Se sentó en la cama, hurgó en los bolsillos del saco, se levantó y revisó todos los ternos del ropero. Sin ponerse la bata ni las zapatillas bajó al primer rellano y entró al cuarto del Chispas. La cajetilla y los fósforos estaban en la mesa de noche, el Chispas dormía boca bajo sobre las sábanas. Regresó a su cuarto. Sentado junto a la ventana ansiosamente, deliciosamente fumó, arrojando la ceniza al jardín. Poco después sintió frenar el auto a la puerta. Vio entrar a don Fermín, vio a Ambrosio yendo hacia su cuartito del fondo. Ahora estaría abriendo el escritorio, ahora prendiendo la luz.

Buscó a tientas las zapatillas y la bata y salió del cuarto. Desde la escalera vio que la luz del escritorio estaba encendida. Bajó, se detuvo junto a la puerta de cristal: sentado en uno de los sillones verdes, el vaso de whisky en la mano, sus ojos trasnochados, las canas de sus sienes. Sólo había encendido la lámpara de pie, como en las noches que se quedaba en casa y leía los periódicos, piensa. Tocó la puerta y don Fermín vino a abrir.
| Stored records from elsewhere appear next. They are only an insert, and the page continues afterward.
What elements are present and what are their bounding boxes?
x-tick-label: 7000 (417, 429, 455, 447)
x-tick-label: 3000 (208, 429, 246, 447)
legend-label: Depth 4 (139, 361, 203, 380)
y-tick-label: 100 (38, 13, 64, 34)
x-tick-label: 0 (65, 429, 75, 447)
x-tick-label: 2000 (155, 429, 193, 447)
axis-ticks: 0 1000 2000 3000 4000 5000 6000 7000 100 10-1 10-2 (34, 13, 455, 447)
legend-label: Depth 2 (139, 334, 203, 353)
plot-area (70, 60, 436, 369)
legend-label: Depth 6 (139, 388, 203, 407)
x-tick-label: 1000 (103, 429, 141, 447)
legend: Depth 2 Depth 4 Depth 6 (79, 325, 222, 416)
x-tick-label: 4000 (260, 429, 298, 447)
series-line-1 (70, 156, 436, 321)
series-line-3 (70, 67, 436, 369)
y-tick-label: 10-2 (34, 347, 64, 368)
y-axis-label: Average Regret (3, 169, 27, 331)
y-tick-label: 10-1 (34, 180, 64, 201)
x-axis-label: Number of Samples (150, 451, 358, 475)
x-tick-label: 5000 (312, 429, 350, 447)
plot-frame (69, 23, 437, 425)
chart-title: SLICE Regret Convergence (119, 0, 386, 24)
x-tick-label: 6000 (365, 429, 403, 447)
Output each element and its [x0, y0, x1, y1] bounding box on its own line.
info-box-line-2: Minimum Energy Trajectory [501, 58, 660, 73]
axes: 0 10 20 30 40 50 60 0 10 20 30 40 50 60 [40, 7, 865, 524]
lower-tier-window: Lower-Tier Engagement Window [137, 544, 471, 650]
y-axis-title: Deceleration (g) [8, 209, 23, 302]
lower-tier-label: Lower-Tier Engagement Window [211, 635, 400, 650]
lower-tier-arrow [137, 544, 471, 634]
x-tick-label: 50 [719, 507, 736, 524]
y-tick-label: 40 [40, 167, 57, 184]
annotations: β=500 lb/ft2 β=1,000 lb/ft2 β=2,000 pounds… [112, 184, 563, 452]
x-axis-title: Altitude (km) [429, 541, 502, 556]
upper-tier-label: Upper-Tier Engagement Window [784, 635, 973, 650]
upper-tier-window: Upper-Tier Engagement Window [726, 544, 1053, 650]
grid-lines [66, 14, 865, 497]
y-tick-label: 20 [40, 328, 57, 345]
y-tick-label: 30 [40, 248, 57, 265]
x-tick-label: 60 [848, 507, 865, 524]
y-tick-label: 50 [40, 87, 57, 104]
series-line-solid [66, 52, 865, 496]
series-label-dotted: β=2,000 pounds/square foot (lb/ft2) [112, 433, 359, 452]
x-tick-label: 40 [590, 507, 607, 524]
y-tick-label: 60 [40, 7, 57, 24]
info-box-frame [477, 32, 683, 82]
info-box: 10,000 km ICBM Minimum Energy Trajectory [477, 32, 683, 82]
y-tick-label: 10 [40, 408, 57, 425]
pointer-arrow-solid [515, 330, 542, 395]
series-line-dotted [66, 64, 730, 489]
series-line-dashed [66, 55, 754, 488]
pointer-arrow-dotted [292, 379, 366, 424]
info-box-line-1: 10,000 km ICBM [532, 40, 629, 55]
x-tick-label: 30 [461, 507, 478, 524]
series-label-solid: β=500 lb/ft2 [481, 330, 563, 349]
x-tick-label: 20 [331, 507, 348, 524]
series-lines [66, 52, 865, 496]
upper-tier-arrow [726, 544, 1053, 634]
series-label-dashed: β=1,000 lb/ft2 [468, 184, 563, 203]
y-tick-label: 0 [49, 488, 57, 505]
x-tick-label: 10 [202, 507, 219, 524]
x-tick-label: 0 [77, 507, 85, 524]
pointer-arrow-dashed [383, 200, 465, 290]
– Quisiera hablar contigo un momentito, papá.

– Entra, vas a resfriarte ahí afuera -ya no enojado, Zavalita, contento de verte-. Hay mucha humedad, flaco.

Lo cogió del brazo, lo hizo entrar, volvió al sillón, Santiago se sentó frente a él.

– ¿Han estado despiertos hasta ahora? -como si ya te hubiera perdonado, Zavalita, o nunca te hubiera reñido-. El Chispas tiene un buen pretexto para no ir mañana a la oficina.

– Nos acostamos hace rato, papá. Yo estaba desvelado.

– Desvelado con tantas emociones -mirándote con cariño, Zavalita-. Bueno, no es para menos. Ahora tienes que contarme todo con detalles. ¿Te trataron bien, de veras?